I am feeling quite a bit better today. I managed 6 1/2 hours of sleep. This week, that is a record.
I read Cam's post on triggers, and it struck a cord with me. I need to set a goal and plan on how to achieve it. I am using my stress asan excuse to "reward" myslef for making it through another day. My eating falls apart once Kate is in bed. I need to look at my feelings and triggers. I also need to avoid those triggers. I've worked too hard and too long to sabatoge myself now. I had thought about skipping WW this week. Thanks to Cam's post I know I NEED to go this week.
Schedule for the weekend....
Friday: After work, I need to take Kate to dance. We go directly to the fun fair. Jon will meet us there. He'll watch Kate, and I will work it. I help with tear down as well.
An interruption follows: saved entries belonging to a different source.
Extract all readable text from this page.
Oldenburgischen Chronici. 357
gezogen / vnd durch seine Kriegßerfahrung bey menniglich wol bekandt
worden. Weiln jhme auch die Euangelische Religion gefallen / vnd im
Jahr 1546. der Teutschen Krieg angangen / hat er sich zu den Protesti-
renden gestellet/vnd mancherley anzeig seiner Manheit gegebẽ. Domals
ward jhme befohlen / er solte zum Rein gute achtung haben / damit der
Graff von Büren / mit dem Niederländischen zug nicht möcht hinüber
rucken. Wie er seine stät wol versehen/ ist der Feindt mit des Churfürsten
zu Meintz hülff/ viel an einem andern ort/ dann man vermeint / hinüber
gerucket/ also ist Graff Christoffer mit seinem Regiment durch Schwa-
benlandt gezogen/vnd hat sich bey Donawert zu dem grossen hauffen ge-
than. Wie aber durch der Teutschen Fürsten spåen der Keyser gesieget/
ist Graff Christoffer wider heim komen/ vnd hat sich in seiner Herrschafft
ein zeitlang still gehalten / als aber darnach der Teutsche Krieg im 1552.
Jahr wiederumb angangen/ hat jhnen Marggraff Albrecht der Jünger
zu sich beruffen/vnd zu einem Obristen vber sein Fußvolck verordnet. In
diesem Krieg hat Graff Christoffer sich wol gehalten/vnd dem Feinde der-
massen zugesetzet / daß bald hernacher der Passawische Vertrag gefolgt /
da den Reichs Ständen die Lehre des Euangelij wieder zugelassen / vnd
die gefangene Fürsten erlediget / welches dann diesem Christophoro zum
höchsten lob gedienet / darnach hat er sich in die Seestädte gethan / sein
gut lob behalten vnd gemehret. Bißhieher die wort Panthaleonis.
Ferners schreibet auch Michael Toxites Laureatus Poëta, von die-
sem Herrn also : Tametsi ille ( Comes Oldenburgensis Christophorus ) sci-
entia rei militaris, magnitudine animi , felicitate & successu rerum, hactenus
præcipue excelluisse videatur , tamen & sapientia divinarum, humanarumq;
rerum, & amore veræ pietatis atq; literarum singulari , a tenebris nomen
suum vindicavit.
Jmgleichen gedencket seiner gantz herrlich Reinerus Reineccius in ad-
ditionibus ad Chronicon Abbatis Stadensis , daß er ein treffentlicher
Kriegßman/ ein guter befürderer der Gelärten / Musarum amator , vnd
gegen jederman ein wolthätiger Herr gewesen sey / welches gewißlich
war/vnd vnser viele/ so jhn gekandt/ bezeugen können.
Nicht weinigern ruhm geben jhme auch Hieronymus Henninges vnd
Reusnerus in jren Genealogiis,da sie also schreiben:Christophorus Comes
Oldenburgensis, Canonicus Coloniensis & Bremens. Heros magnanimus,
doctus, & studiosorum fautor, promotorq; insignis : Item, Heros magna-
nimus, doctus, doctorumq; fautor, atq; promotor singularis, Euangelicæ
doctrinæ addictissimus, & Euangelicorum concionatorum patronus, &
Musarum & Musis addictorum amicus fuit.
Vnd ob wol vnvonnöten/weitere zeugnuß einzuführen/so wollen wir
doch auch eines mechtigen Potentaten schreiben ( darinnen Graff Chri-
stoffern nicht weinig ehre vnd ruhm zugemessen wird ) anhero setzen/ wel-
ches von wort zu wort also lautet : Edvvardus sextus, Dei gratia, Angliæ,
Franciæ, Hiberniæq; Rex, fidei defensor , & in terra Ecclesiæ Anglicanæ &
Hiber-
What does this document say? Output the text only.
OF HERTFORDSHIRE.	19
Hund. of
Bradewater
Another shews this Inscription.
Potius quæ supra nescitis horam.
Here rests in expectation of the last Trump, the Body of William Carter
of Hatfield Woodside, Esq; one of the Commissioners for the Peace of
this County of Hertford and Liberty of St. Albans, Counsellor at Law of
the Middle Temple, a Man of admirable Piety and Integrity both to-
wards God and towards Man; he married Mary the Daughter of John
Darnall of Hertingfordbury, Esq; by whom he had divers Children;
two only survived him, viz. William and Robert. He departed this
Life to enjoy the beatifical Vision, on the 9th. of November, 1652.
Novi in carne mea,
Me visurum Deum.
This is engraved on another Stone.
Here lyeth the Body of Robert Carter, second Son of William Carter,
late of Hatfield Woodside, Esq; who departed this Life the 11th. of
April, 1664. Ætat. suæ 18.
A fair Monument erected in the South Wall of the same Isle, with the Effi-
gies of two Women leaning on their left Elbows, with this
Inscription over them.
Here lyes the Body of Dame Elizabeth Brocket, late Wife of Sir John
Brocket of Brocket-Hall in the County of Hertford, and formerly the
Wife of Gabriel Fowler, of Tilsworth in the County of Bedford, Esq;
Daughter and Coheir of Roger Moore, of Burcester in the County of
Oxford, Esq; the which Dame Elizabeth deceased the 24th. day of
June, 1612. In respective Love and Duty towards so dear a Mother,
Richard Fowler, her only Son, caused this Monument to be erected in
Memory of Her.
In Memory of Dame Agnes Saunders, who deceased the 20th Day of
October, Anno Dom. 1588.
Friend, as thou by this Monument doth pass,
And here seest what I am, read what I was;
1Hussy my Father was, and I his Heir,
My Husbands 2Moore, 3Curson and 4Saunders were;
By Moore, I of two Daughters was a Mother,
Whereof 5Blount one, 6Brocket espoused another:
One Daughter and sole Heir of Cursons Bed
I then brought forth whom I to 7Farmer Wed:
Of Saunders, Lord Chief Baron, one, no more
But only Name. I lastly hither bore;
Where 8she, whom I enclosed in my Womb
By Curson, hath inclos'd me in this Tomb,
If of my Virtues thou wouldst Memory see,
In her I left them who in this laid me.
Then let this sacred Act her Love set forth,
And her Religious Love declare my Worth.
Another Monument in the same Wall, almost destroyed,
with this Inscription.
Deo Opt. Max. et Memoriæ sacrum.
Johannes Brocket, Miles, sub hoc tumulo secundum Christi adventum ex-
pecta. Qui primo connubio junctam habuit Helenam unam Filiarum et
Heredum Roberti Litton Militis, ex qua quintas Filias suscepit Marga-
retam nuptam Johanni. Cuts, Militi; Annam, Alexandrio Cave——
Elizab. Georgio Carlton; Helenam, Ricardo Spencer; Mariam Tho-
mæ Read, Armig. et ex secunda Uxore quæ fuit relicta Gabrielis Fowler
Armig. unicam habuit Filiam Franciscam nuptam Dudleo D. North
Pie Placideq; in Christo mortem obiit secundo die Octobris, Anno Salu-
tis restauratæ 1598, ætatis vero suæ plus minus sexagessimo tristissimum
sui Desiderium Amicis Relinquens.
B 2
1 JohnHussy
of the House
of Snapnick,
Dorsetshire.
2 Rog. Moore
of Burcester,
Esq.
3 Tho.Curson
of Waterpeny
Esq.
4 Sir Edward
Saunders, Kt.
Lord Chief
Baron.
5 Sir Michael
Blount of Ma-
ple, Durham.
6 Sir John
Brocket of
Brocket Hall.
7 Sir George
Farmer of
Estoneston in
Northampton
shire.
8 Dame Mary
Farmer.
Last year, I didn't leave the school until 1130PM.
Saturday: Take puppy for grooming at 8AM, WW at 830. Gym for 1 hour. Lunch wit hKate, Renee, and MIL to discuss wedding. Clean my house/laundry. Make flyers, permission slip, and pledge sheets for Walk-A-THon. Work banquet at 6Pm. I am hoping to be able to leave there by 930/1000. Al least it is an open bar.
Sunday: Church, gym, grocery shopping, cleaning, laundry, cooking a few dishes for next week's dinners, bake banana bread for breakfast, start packing Jon's junk up. Yes, I am going to help. It is mostly because I actually want him to leave.
There, I have it in writing, so I won't forget anything.
Okay, conference call has ended, and the first patient is here. I will try to get to journals sometime this weekend.